As he addressed the celebration to honour the great contribution of Mandela to African freedom and unity at the University of Dar es Salaam in Dar es Salaam, on Thursday, Dr Kikwete appreciated the way the South African icon left an outstanding legacy in Africa and the world at large that many are proud of.
He said the journey that Mandela took to help his country to gain independence and freedom from the apartheid colonial regime was more like the work of a saint that no man could ever do.
“Nelson Mandela was an iconic leader who inspired a lot of us and I can say he is my hero, my leader and he treated us like his own children, what Nelson Mandela did to his country is more like a saint job of sacrificing his life for his country,” he pointed out.

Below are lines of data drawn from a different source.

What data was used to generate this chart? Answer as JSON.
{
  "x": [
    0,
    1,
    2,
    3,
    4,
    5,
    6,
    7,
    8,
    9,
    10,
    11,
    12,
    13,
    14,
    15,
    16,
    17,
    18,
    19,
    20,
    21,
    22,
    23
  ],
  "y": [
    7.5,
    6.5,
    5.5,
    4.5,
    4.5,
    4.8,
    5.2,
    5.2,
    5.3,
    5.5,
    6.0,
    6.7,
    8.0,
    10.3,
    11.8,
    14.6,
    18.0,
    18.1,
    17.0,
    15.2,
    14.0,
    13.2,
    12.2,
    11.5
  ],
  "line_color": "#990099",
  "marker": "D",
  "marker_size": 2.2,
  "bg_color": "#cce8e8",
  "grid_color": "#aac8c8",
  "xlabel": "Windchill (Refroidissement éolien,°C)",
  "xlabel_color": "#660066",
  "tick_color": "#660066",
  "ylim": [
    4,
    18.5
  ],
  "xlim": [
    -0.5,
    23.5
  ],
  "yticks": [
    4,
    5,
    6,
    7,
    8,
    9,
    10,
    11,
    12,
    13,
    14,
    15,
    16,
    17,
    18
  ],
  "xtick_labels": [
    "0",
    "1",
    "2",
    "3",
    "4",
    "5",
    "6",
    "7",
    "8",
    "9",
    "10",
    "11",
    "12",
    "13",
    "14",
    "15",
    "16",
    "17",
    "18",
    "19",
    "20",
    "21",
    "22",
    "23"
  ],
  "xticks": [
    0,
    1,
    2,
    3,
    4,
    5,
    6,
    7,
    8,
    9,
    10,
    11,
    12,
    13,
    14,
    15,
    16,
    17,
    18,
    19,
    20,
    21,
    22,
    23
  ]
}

Dr Kikwete noted that the spirit and legacy that Mandela left in Africa was that he was a leader who showed strength out of all the pain and struggles he faced, and taught us about forgiveness and reconciliation.
He added that “he was a humorous person who cared for others’ wellbeing and he was also an easy-to-talk person.”

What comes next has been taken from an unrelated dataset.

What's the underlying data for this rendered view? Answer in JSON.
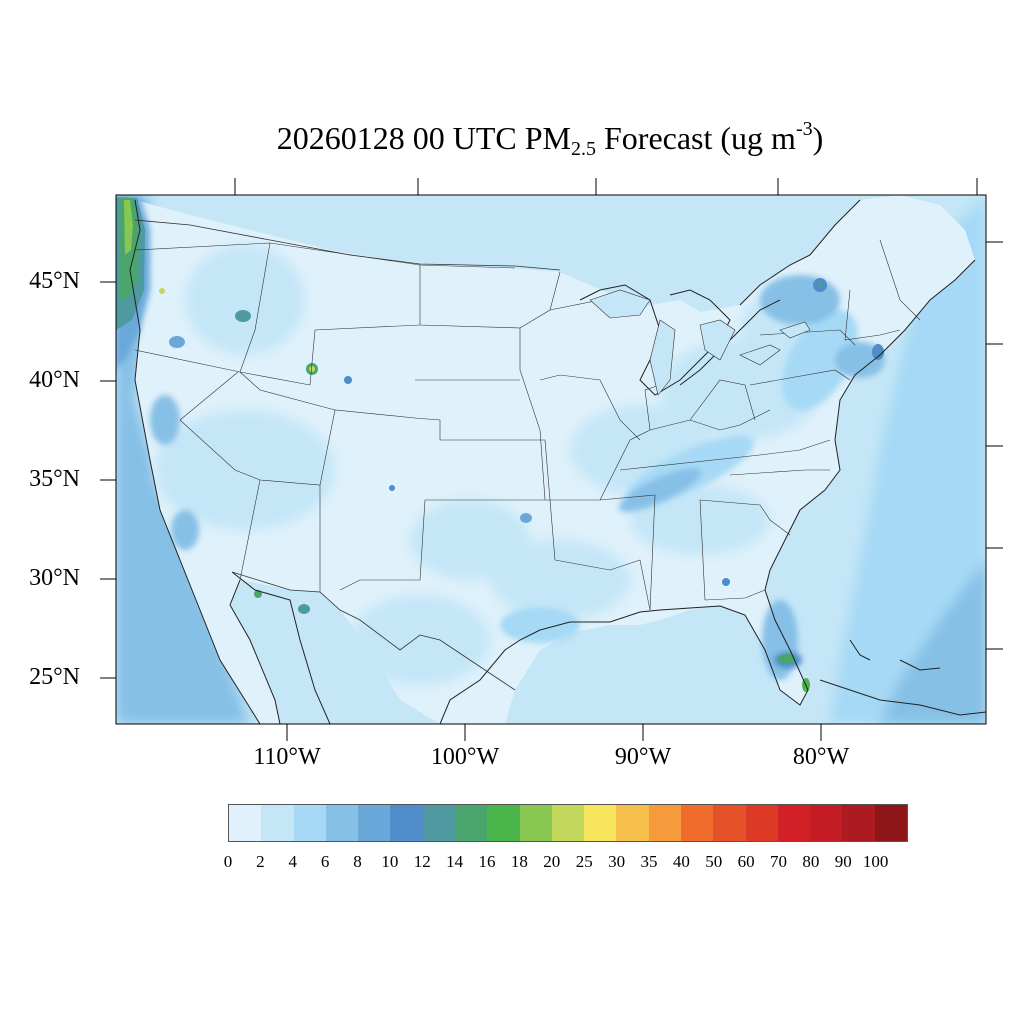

He compared Nelson Mandela to Tanzania’s founding father of the nation, Mwalimu Julius Nyerere, saying: “When Nyerere was asked to choose between being a teacher at Pugu or to be jobless and venture into politics, he chose to be jobless and engage in politics.”

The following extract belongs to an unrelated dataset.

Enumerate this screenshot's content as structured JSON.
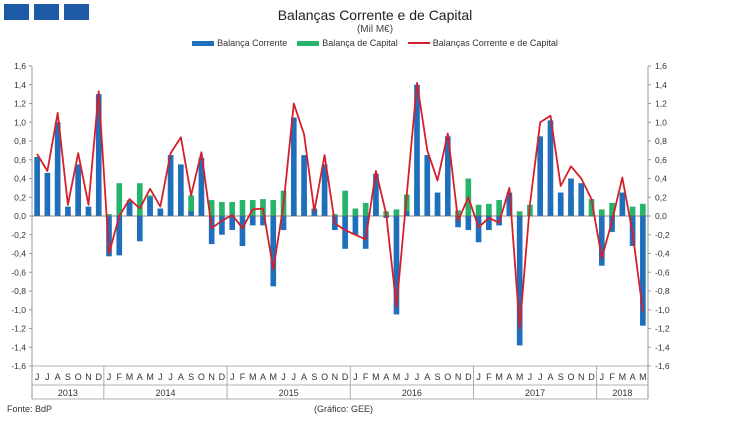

On her part, the South African High Commissioner to Tanzania, Noluthando Mayende-Malepe said that her country equally honours the contributions of the East African country to their freedom and independence, especially commemorating Nelson Mandela.
She added: “Today we are honouring the contribution and legacy of Nelson Mandela in the form of educational outreach so all learnt lessons are transferred to the nationals and institutions on humanity to enable us live comfortably.”
The High Commissioner further said that what Mandela left for Africa is a legacy that must be taken into consideration and celebrated as Mandela Day.
Elaborating, she pointed out: “May, I ask other ambassadors who have joined the commemoration of Nelson Mandela today (yesterday) to keep the unity and humanity.”
Facilitating the celebration’s event and speaking on the legacy and contribution of Nelson Mandela in African countries, former Prime Minister and Judge Sinde Warioba said that the South African icon was a peacemaker.
“What Nelson Mandela did in South Africa to unite people of different ethnic groups, races, cultures and beliefs was not easy…he did it because he wanted to see South Africa being a free nation and democratically mature. He wanted to unite all the people of South Africa and that’s why he insisted on peace, equality, humanity and unity,” he said.
On her part, Mwalimu Julius Nyerere Leadership School Principal Prof Marcellina Chijoriga said that the teachings of Nelson Mandela contributed to what they are now teaching their students on leadership, nationalism and Pan-Africanism.
Prof Chijoriga said that “it is important for the public and leaders to go with the values and advocacy of freedom fighters in Africa like Nelson Mandela and Mwalimu Nyerere, who dedicated time working with everybody and teaching on forgiveness and reconciliation.”
The Mwalimu Julius Nyerere Leadership School (MJNLS) was jointly established by the Former Liberation Movements of Southern Africa including the Chama Cha Mapinduzi (CCM), African National Congress (ANC), Mozambique Liberation Front (FRELIMO), Popular Movement for the Liberation of Angola (MPLA), South West Africa People’s Organisation (SWAPO), and Zimbabwe African National Union-Patriotic Front (ZANU-PF).